Die viel größere Oberfläche macht´s
Hergestellt werden die Mikrofasern aus verschiedenen Stoffen, meist aus Polyester, Polyamid oder Viskose. Der Trick: Die einzelnen Fasern sind um ein Vielfaches feiner als zum Beispiel Baumwollfasern oder menschliche Haare. Sie werden zu Tüchern mit hoher Dichte verarbeitet und dann gespalten.
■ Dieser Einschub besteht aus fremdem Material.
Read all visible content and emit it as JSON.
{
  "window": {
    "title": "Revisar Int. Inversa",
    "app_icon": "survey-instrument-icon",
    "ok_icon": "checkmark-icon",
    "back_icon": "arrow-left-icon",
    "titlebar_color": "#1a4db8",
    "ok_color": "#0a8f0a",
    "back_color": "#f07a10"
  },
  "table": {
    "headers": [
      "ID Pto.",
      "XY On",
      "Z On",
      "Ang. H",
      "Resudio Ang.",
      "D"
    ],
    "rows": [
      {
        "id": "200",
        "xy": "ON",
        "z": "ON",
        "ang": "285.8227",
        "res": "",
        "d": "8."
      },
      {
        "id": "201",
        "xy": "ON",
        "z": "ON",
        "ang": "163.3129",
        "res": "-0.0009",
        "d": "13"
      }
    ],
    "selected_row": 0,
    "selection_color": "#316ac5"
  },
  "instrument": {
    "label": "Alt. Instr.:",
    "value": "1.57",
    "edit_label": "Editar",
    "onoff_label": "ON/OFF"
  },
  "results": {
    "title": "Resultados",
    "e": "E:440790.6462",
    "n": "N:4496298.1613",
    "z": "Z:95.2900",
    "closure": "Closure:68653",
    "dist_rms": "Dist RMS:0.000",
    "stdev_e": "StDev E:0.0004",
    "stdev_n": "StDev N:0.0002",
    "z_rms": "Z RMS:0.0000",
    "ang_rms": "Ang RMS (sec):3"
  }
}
So entsteht eine sehr große Oberfläche. Und je größer diese ist, desto besser ist die Putzwirkung. Deshalb schwören
Haushaltsprofis auf die sauberen Helfer. Denn wegen ihrer wesentlich höheren Reinigungskraft brauchen die Mikrofasertücher wenig bis gar keinen Reiniger und lösen trotzdem zuverlässig Schmutzpartikel und Fettschmutz von allen Oberflächen.

Extra- Tipp:
1. es ist nicht nur so, dass man kaum Reiniger braucht Chemische Mittel können sogar die feinen Fasern verkleben, ihre Funktion einschränken.
2. Wenn Sie die Lappen vor dem ersten Gebrauch mit warmem Wasser auswaschen, nehmen sie den Schmutz sogar noch besser auf.

Keine Angst vor Keimen
Noch ein Vorteil der Mikrofaser: Der aufgenommene Schmutz gelangt nur zwischen die Fasern, nicht in deren Inneres. Deshalb wird er beim Ausspülen des Tuches genauso schnell wieder abgegeben. Und landet mit dem Waschwasser im Ausguss, ideal, wenn Keimherde in Küche und Bad gesäubert wurden.

Das Reinigen der Reiniger
Mikrofasertücher sind sehr robust (auch Steinböden können gescheuert werden) und können prinzipiell in der Maschine gewaschen werden. Doch eigentlich sollte man sie von Hand in nicht zu heißem Wasser waschen. Grund: Die Fasern anderer Textilien in der Wäschetrommeln können die Mikrofasern verstopfen, sie würden nicht mehr so gut reinigen.